With each project benefitting from embedded data governance, information security and reuseable patterns and services, the platform is “driving time and cost out of data project delivery”.
ASIC uses the data governance tool Collibra, which allows it uses to automatically scan systems to help understand its data holdings, data movements and uses.
“This takes a huge amount of human effort out of discovery for larger projects, but also provides a data catalogue for analysts to help find the data we’re looking for,” Barber said.
“And a really cool aspect of this tool, is that... it can also suggest other datasets you might be interested in, so kind of like an Amazon shopping experience, only for finding data in your organisation.”
Barber said the regulator has run "some successful reporting and natural language processing implementations” by making use of the data lake.
ASIC is still in the process of “getting... analysts across to the new platform” and is continuing to migrate legacy data to “make adoption more attractive”.
Barber also discussed a number of “rapid value factories” that ASIC completed in the past two years to deliver value.
One such project ran natural language processing over lodged prospectuses, which ASIC would have traditionally had to read manually to assess risk.
“What we’ve been able to do is build machine learning algorithms that can extract this information from the prospectus and save a massive amount of time from people manually scanning and transposing this information,” Barber said.

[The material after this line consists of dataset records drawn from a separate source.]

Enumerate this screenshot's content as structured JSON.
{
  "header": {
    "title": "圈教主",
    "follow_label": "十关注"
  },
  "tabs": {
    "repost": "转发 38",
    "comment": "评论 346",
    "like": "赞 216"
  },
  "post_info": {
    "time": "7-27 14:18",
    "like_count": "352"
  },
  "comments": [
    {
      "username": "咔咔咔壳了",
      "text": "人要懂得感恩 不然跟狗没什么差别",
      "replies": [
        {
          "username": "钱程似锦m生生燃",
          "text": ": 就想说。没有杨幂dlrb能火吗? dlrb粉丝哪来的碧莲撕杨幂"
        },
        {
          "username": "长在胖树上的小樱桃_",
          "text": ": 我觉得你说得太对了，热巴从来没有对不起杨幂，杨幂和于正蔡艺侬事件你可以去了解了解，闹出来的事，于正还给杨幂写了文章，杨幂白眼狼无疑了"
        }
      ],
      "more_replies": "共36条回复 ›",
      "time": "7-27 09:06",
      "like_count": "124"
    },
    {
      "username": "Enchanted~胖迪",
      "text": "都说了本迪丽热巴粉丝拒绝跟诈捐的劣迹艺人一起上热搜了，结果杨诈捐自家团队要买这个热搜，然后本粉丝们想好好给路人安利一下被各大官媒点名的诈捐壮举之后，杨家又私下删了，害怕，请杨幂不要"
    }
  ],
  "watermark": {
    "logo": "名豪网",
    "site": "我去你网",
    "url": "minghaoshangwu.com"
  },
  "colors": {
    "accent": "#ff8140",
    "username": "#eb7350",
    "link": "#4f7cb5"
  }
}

“Beyond that, we’ve had the machines basically 'watching' as our regulators annotate these documents, so that’s starting to move beyond just a ruled-based program [to] starting to understand the patterns, and starting to provide a risk score for the regulator to consider.”
Another quick win project was a proof-of-concept around AI for breach reporting, pre-empting reforms that came into effect in October.
“We’re moving into a phase where we’re going to increase from 10,000 breach reports a year to potentially 100,000 or 200,000 reports, and we need an effective way to be able to triage and understand which ones need further follow up,” he said.
“This is the perfect example for AI. We’ve got years of history, we’re we’ve got tracking of what the humans have done with this, and we’ve proven that by pointing AI to that we can start to develop algorithms that can take care of the bulk of the breaches and triage and route them correctly to the organisation.”
More work to be done
Despite significant work to uplift the financial regulator’s data and analytics capabilities, Barber said the journey is still in its “early stages”.
“We’re on a bit of a journey, and we’re realistic that maximising the value and impact of data is going to be a bit of a bumpy journey,” he said.
“And while we have a lot of data and have a lot of analysts doing good things, we aren’t yet exploiting our scale and bringing together data across all of our verticals.
“For us, verticals are both internal, so looking across markets and combining that data with financial services or mortgage data, but also verticals [are] across government agencies.
“We collaborate with agencies like the ATO [Australian Taxation Office, APRA [Australian Prudential Regulation Authority] and ABS [Australian Bureau of Statistics], but we could do more, and that’s a real... opportunity to better identify threats and harms and, in some cases, take preventative action."
Barber said ASIC is already doing this for illegal phoenix activity.
“We have an initiative underway sharing data across ASIC and the ATO, and we’re leveraging automation, natural language processing and AI on data we already collect,” he said.
“The goal is to streamline our processes and better identity illegal phoenix activity, but also – where possible – engage in early intervention to drive better outcomes for the impacted parties.”